Così, in un crescendo di tenore comico, assistiamo a un balletto sociale dove ognuno cerca di riposizionare se stesso e le proprie opinioni intorno alla difficile incognita che è diventata la presenza del sempre defilato Francois. Come in un classico vaudeville, si svelano una dopo l’altra le umane ipocrisie del direttore del personale omofobo e machista Felix, un roboante e fastidioso Gerard Depardieu, del presidente Kopel, della collega arrivista, della moglie e del figlio. Il grigio contabile che faceva l’effetto di un mattone diviene improvvisamente il nuovo oggetto di seduzione collettiva.
Il conformismo sociale dominante, sempre all’opera, comincia a lavorare a favore della causa trasgressiva del novello Francois che non solo evita il licenziamento, ma comincia a scalare posizioni e opinioni fino a diventare protagonista del proprio destino. Lo nuova coscienza del protagonista può finalmente godere, lacanianamente, della percezione e della presenza di quel proprio “desiderio” inibito su cui prosperava la propria nevrosi.
In una riduzione narrativa molto sintetica, la vicenda metaforizza piuttosto bene la natura del processo analitico di una psicoterapia. Ciò che il vicino di casa Belone suggerisce al nevrotico ossessivo Francois non è di cambiare se stesso né le proprie attitudini o credenze. Il mentore-analista spinge il personaggio a considerare una nuova prospettiva utile, ad entrare consapevolmente nello spazio del gioco delle apparenze ed accogliere in sé l’elemento “trasgressivo”, il perturbante che apre alla possibilità di riconoscere e integrare la pienezza della propria personalità.

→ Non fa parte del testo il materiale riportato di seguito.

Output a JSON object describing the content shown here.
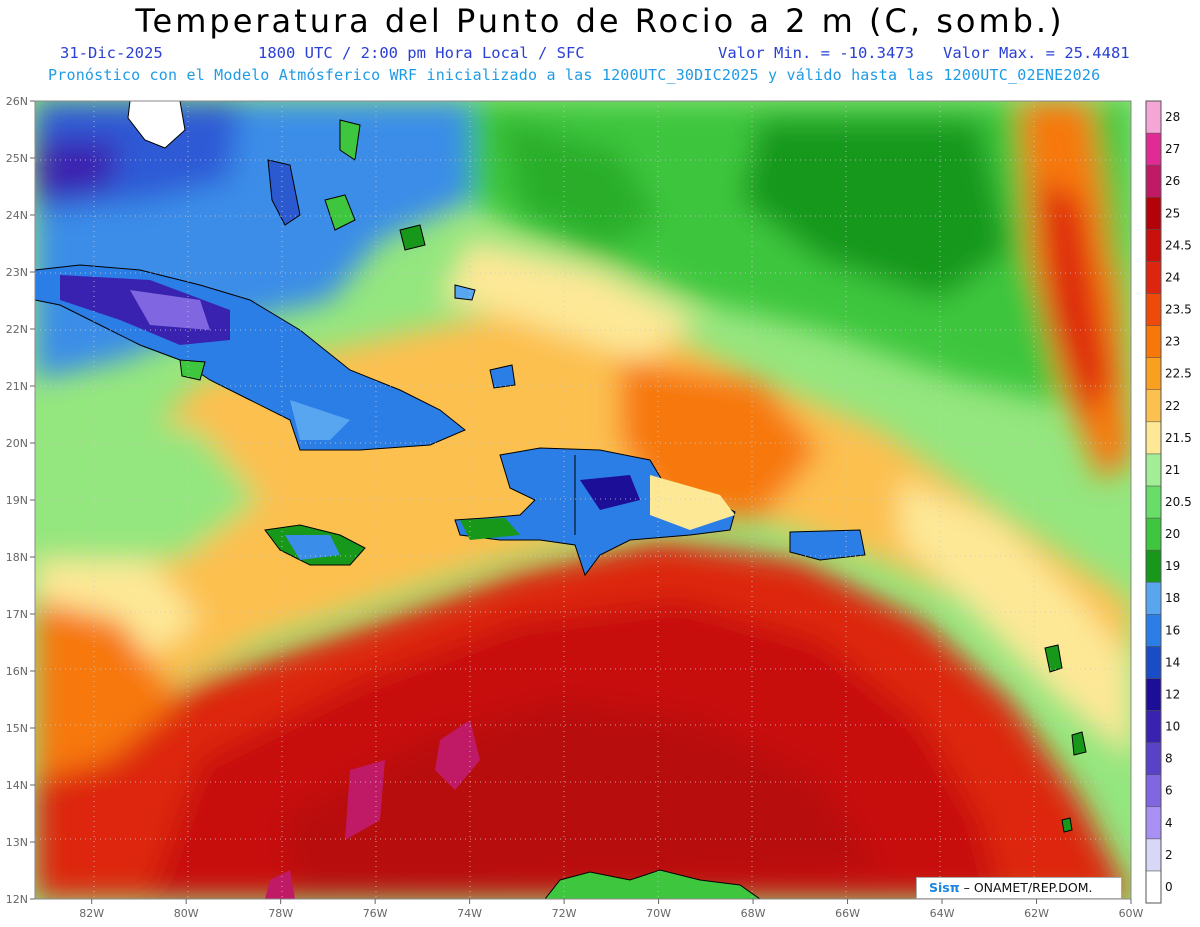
{
  "header": {
    "title": "Temperatura del Punto de Rocio a 2 m (C, somb.)",
    "date": "31-Dic-2025",
    "time_info": "1800 UTC / 2:00 pm Hora Local / SFC",
    "min_label": "Valor Min. = -10.3473",
    "max_label": "Valor Max. = 25.4481",
    "model_info": "Pronóstico con el Modelo Atmósferico WRF inicializado a las 1200UTC_30DIC2025 y válido hasta las  1200UTC_02ENE2026"
  },
  "map": {
    "lat_labels": [
      "26N",
      "25N",
      "24N",
      "23N",
      "22N",
      "21N",
      "20N",
      "19N",
      "18N",
      "17N",
      "16N",
      "15N",
      "14N",
      "13N",
      "12N"
    ],
    "lat_values": [
      26,
      25,
      24,
      23,
      22,
      21,
      20,
      19,
      18,
      17,
      16,
      15,
      14,
      13,
      12
    ],
    "lon_labels": [
      "82W",
      "80W",
      "78W",
      "76W",
      "74W",
      "72W",
      "70W",
      "68W",
      "66W",
      "64W",
      "62W",
      "60W"
    ],
    "lon_values": [
      -82,
      -80,
      -78,
      -76,
      -74,
      -72,
      -70,
      -68,
      -66,
      -64,
      -62,
      -60
    ],
    "extent": {
      "lon_min": -83.2,
      "lon_max": -60,
      "lat_min": 12,
      "lat_max": 26
    },
    "grid": true
  },
  "colorbar": {
    "levels": [
      "0",
      "2",
      "4",
      "6",
      "8",
      "10",
      "12",
      "14",
      "16",
      "18",
      "19",
      "20",
      "20.5",
      "21",
      "21.5",
      "22",
      "22.5",
      "23",
      "23.5",
      "24",
      "24.5",
      "25",
      "26",
      "27",
      "28"
    ],
    "colors": [
      "#ffffff",
      "#d8d8f6",
      "#a890f4",
      "#8066e0",
      "#5a42c8",
      "#3a22b0",
      "#1c0e96",
      "#1a4cc8",
      "#2b7ee6",
      "#58a6f0",
      "#17981a",
      "#3ec63e",
      "#68dd68",
      "#a2ee96",
      "#fde896",
      "#fcc050",
      "#f9a020",
      "#f77808",
      "#ee4a0a",
      "#dd2510",
      "#c8100c",
      "#b4020a",
      "#c01a66",
      "#e02a94",
      "#f4a6d6"
    ]
  },
  "credit": {
    "brand": "Sisπ",
    "text": " – ONAMET/REP.DOM."
  }
}
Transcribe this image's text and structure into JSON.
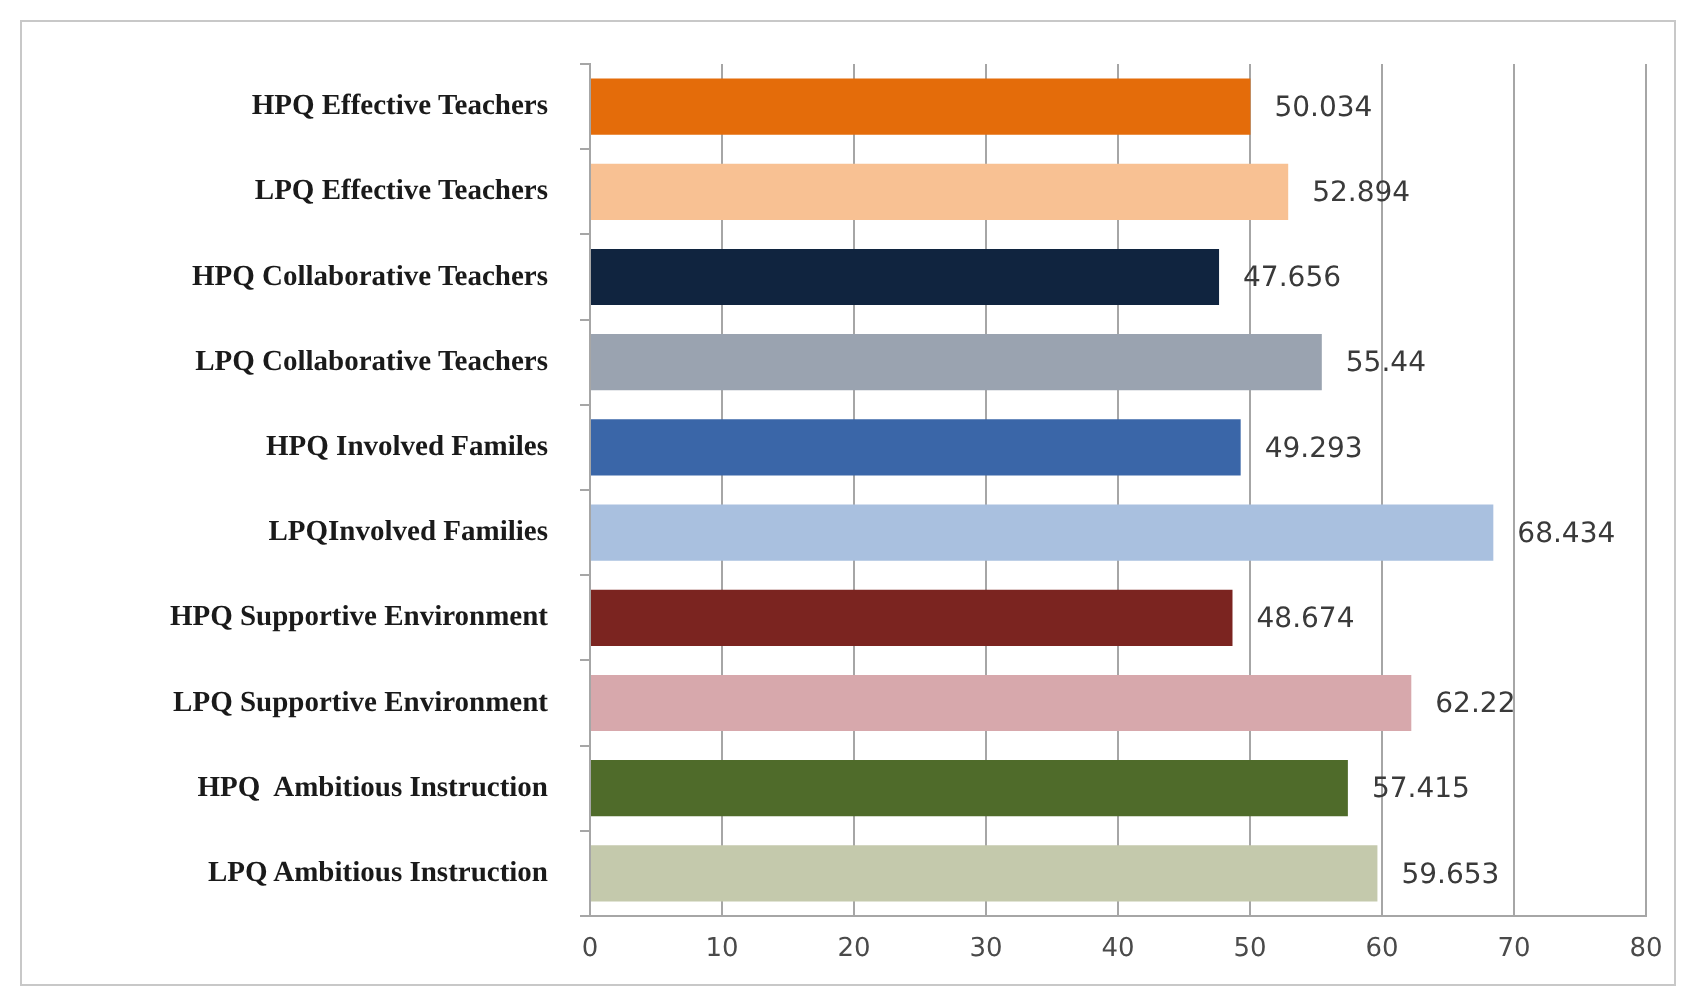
{
  "chart_data": {
    "type": "bar",
    "orientation": "horizontal",
    "categories": [
      "HPQ Effective Teachers",
      "LPQ Effective Teachers",
      "HPQ Collaborative Teachers",
      "LPQ Collaborative Teachers",
      "HPQ Involved Familes",
      "LPQInvolved Families",
      "HPQ Supportive Environment",
      "LPQ Supportive Environment",
      "HPQ  Ambitious Instruction",
      "LPQ Ambitious Instruction"
    ],
    "values": [
      50.034,
      52.894,
      47.656,
      55.44,
      49.293,
      68.434,
      48.674,
      62.22,
      57.415,
      59.653
    ],
    "colors": [
      "#e46c0a",
      "#f8c193",
      "#10243f",
      "#9aa3b0",
      "#3a66a8",
      "#a9c0df",
      "#7b2420",
      "#d7a8ac",
      "#4f6b2a",
      "#c4c9ac"
    ],
    "xlim": [
      0,
      80
    ],
    "xticks": [
      0,
      10,
      20,
      30,
      40,
      50,
      60,
      70,
      80
    ],
    "grid": "x",
    "data_labels": true
  }
}
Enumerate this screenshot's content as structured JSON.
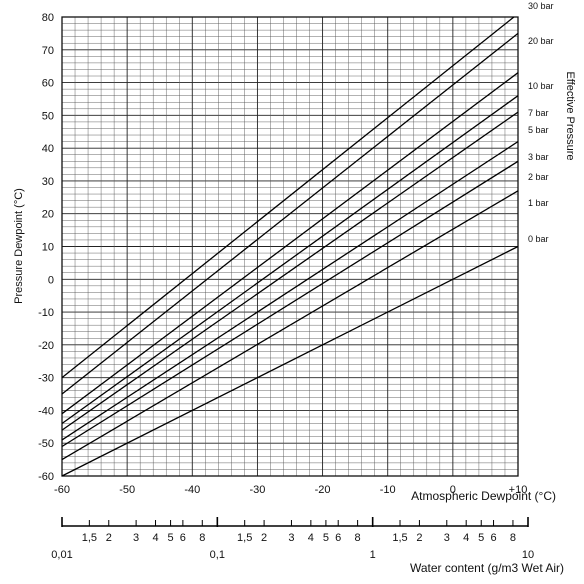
{
  "chart_data": {
    "type": "line",
    "title": "",
    "ylabel": "Pressure Dewpoint (°C)",
    "xlabel": "Atmospheric Dewpoint (°C)",
    "right_label": "Effective Pressure",
    "secondary_xlabel": "Water content (g/m3 Wet Air)",
    "xlim": [
      -60,
      10
    ],
    "ylim": [
      -60,
      80
    ],
    "grid": true,
    "x_ticks": [
      "-60",
      "-50",
      "-40",
      "-30",
      "-20",
      "-10",
      "0",
      "+10"
    ],
    "y_ticks": [
      "80",
      "70",
      "60",
      "50",
      "40",
      "30",
      "20",
      "10",
      "0",
      "-10",
      "-20",
      "-30",
      "-40",
      "-50",
      "-60"
    ],
    "series": [
      {
        "name": "0 bar",
        "x": [
          -60,
          10
        ],
        "y": [
          -60,
          10
        ]
      },
      {
        "name": "1 bar",
        "x": [
          -60,
          10
        ],
        "y": [
          -55,
          27
        ]
      },
      {
        "name": "2 bar",
        "x": [
          -60,
          10
        ],
        "y": [
          -51,
          36
        ]
      },
      {
        "name": "3 bar",
        "x": [
          -60,
          10
        ],
        "y": [
          -49,
          42
        ]
      },
      {
        "name": "5 bar",
        "x": [
          -60,
          10
        ],
        "y": [
          -46,
          51
        ]
      },
      {
        "name": "7 bar",
        "x": [
          -60,
          10
        ],
        "y": [
          -44,
          56
        ]
      },
      {
        "name": "10 bar",
        "x": [
          -60,
          10
        ],
        "y": [
          -41,
          63
        ]
      },
      {
        "name": "20 bar",
        "x": [
          -60,
          10
        ],
        "y": [
          -35,
          75
        ]
      },
      {
        "name": "30 bar",
        "x": [
          -60,
          10
        ],
        "y": [
          -30,
          81
        ]
      }
    ],
    "pressure_labels": [
      "30 bar",
      "20 bar",
      "10 bar",
      "7 bar",
      "5 bar",
      "3 bar",
      "2 bar",
      "1 bar",
      "0 bar"
    ],
    "water_scale": {
      "decade_labels": [
        "0,01",
        "0,1",
        "1",
        "10"
      ],
      "minor_labels": [
        "1,5",
        "2",
        "3",
        "4",
        "5",
        "6",
        "8"
      ]
    }
  }
}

Sotto la veste di una divertente commedia degli equivoci, prendendosi qualche necessaria libertà espressiva, L’Apparenza Inganna centra molto vividamente il non facile bersaglio di rappresentare, tra il serio e il faceto, quel destino nevrotico medio che tocca a tutti, più o meno, in questo ordinamento sociale. Tornando all’iniziale citazione di Proust, possiamo dire che l’opera artistica partorita dal malessere di Francois è la propria vita stessa. La soluzione sembra comunque essere nel potere di una piena creatività soggettiva che va riconquistata, quando occorre, anche affidando il proprio disagio alla saggezza competente di una guida.